Mas, para o tributarista Robson Maia Lins, professor da PUC-SP e do Instituto Brasileiro de Estudos Tributários (Ibet), o motivo da reclamação é o cofre vazio. “Em situações de estabilidade, ninguém reclama do uso dos depósitos. Agora que estamos em crise, passaram a reclamar. O resumo disso é: ‘Quero dinheiro novo, porque dinheiro velho não me interessa, eu já tenho’”, afirma.
Clientes diferenciados
Os dados da PGFN são corroborados por uma série de trabalhos técnicos compilados pela Associação Nacional de Auditores Fiscais da Receita (Unafisco) em nota técnica publicada em fevereiro deste ano. Segundo o levantamento, mais de 48 mil pessoas jurídicas aderiram a três ou mais programas de refinanciamento fiscal entre 2000 e 2016. Elas inscreveram dívidas de R$ 160 bilhões.
E de acordo com a Unafisco, 68% dessas pessoas jurídicas são o que a Receita Federal chama de “contribuintes diferenciados”, empresas que faturam acima de R$ 150 milhões por ano. Elas foram responsáveis por R$ 109,9 bilhões do total arrecadado por essas companhias nos Refis.
As grandes empresas que aderiram a cinco programas de parcelamento responderam por 80% da dívida registrada nesses benefícios, ou R$ 6,6 bilhões dos R$ 8,3 bilhões arrecadados. O levantamento da Unafisco tem como fonte informações da própria Receita Federal.
Consequências
Esses dados, para a Procuradoria da Fazenda, são ruins porque têm efeitos pedagógicos. Segundo a nota técnica, “a concessão reiterada de benefícios fiscais extremamente vantajosos” pode estimular as 85,2% de empresas e 93,8% de pessoas boas pagadoras a deixar de cumprir com suas obrigações tributárias, “desequilibrando o sistema arrecadatório nacional”.
Quanto às pessoas jurídicas, a PGFN também considera a influência dos benefícios no mercado. O fato de o governo conceder descontos às devedoras acaba prejudicando quem paga seus impostos, o que pode desequilibrar a concorrência. Empresas que estão em dia com suas obrigações “possuem um custo operacional maior em relação às que deixam de quitar suas obrigações junto à União”, diz a nota técnica.
Efeitos futuros
Não é um receio infundado. Estudo publicado em 2012 pelo auditor fiscal Nelson Leitão Paes, professor da Universidade Federal de Pernambuco, afirma que, conforme o governo foi editando programas de parcelamento, tanto a adesão quanto o valor médio das parcelas aumentaram.

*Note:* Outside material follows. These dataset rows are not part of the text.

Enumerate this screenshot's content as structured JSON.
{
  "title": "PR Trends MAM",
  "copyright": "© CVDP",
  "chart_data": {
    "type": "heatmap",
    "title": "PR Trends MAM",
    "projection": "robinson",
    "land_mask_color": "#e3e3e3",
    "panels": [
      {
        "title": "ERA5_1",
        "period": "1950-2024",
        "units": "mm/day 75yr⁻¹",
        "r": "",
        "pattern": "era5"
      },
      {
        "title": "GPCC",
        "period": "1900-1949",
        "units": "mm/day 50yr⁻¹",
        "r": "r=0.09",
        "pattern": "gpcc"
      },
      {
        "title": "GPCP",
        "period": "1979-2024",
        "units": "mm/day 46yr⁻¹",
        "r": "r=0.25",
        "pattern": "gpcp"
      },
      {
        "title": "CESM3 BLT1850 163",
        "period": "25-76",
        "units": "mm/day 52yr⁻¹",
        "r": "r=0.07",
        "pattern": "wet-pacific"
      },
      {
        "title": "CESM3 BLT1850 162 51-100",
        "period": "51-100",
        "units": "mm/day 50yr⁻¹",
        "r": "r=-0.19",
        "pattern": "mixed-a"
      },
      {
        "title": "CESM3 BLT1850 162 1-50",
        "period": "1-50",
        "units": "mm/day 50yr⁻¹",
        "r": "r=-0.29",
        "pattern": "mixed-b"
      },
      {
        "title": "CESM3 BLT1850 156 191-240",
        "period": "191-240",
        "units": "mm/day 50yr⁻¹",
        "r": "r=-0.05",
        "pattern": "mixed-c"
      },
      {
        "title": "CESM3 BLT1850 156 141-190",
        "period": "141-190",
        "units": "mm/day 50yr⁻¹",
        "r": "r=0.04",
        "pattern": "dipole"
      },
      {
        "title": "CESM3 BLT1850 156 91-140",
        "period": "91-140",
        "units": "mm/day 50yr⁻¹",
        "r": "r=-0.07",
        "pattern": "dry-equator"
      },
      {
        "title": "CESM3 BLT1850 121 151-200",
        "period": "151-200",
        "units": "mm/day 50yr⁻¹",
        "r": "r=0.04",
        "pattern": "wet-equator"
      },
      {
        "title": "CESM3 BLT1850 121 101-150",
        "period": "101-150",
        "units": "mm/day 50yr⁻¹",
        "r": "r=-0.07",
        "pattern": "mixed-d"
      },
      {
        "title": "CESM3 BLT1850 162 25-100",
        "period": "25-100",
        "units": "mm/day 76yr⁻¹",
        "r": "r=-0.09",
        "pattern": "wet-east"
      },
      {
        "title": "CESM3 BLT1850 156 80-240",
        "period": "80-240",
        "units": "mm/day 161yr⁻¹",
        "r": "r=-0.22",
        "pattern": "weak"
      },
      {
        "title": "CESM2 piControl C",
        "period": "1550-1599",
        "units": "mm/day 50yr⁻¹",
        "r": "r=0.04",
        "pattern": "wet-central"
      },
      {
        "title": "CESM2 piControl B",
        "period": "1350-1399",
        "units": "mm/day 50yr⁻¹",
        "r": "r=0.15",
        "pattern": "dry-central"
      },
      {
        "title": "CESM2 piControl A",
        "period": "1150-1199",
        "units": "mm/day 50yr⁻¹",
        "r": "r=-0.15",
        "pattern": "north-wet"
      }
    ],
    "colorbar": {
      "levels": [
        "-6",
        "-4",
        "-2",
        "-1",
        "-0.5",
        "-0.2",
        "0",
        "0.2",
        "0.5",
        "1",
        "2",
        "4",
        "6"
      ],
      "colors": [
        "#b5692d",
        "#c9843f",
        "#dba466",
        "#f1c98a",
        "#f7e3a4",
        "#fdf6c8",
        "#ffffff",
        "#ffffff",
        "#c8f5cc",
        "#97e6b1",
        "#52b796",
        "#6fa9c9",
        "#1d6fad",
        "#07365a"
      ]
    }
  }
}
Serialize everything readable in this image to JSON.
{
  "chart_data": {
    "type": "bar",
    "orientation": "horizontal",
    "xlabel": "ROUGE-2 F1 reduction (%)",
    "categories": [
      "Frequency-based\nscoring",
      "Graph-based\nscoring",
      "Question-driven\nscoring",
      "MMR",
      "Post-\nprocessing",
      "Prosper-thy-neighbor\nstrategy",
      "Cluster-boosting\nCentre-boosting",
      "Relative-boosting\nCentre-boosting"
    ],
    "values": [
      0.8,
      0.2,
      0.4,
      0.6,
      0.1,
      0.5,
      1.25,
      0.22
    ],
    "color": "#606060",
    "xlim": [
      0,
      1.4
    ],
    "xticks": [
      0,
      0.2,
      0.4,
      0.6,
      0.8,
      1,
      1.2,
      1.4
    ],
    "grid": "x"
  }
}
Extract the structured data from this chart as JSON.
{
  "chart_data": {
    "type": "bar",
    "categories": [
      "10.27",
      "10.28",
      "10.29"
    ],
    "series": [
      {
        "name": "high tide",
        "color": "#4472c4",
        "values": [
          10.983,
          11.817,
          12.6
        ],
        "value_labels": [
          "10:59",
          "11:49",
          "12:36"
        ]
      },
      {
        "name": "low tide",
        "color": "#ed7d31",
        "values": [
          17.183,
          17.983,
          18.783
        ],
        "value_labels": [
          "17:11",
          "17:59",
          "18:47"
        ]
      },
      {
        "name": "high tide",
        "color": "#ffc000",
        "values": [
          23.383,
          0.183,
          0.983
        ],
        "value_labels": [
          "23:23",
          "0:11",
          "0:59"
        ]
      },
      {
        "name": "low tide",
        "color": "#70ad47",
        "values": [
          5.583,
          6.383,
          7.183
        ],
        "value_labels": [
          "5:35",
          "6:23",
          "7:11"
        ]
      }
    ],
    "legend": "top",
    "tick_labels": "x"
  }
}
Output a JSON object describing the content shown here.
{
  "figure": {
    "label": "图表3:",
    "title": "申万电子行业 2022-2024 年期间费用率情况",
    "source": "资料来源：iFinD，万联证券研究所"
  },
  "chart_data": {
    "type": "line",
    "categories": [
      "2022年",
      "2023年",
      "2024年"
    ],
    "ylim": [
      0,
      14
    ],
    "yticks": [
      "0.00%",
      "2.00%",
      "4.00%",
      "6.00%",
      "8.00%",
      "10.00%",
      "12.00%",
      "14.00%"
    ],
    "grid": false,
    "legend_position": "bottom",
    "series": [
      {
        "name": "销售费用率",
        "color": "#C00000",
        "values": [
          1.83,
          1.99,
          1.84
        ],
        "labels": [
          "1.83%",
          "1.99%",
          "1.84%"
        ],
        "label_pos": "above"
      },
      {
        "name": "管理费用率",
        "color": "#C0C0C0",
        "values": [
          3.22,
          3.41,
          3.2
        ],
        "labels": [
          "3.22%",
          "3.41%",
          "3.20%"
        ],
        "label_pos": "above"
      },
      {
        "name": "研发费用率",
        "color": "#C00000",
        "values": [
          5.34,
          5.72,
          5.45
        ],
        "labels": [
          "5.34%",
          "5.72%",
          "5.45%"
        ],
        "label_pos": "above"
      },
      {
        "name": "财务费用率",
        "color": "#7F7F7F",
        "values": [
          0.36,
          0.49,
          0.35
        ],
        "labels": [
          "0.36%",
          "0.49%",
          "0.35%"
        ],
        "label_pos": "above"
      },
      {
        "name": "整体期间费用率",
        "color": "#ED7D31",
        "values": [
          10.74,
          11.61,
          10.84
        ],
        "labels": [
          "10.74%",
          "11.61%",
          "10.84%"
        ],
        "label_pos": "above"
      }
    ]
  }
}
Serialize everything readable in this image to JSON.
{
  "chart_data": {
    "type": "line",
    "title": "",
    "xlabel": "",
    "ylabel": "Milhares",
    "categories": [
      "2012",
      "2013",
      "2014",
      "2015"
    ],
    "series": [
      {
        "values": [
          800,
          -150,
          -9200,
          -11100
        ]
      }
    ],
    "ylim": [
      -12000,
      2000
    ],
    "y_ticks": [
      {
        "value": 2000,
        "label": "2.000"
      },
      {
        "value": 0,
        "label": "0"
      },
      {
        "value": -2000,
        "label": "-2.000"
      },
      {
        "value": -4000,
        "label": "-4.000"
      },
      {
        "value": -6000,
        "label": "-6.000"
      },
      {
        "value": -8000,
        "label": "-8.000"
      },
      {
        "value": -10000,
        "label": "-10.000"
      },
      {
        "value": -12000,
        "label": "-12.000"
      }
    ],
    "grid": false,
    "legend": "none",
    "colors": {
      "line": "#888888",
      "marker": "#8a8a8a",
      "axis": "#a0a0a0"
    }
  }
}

Segundo o texto, no primeiro programa, de 2000, a arrecadação média mensal foi de R$ 176 milhões. No programa de 2009, chamado de Refis da Crise, a cifra subiu para R$ 948 milhões. “Aqui já se apresenta um primeiro indicativo de que a regularidade na concessão dos parcelamentos tem comprometido a disposição dos contribuintes de pagar seus tributos pontualmente”, afirma a pesquisa, publicada na edição de maio a agosto da revista EconomiA, editada pela Associação Nacional dos Centros de Pós-Graduação em Economia (Anpec).
E até dentro do mesmo programa a queda na arrecadação foi sensível. Por exemplo, o primeiro Refis começou com 120 mil inscritos pagando em média R$ 176 milhões por mês. Em 2004, eram 27,3 mil inscritos pagando R$ 92 milhões por mês. A Receita não divulgou quantos se inscreveram no Paex, de 2006. Mas informou que, no primeiro ano, a parcela média mensal foi de R$ 948 milhões. Em 2010, era de R$ 30 milhões — queda de mais de 90% na arrecadação média por mês.
O estudo analisou os dados publicados pela Receita sobre todos os programas de refinanciamento, apelidados de Refis, entre 2004 e 2010. E concluiu que o resultado foi a redução da “disposição de pagar tributos no Brasil”. De acordo com o texto, antes dos Refis, dois terços dos contribuintes tinham essa disposição. Com a evolução dos programas de parcelamento, a vontade caiu para cerca de 60%.
Armadilhas da arrecadação
De acordo com o artigo de Nelson Paes, os programas lidam com o mito de que eles ajudam a arrecadar. Mas o mito, na verdade, é uma “armadilha”, diz ele. Da análise dos dados publicados pela Receita sobre os Refis editados até 2010, o autor constatou que eles afetam a “boa cultura de pagamento de tributos”.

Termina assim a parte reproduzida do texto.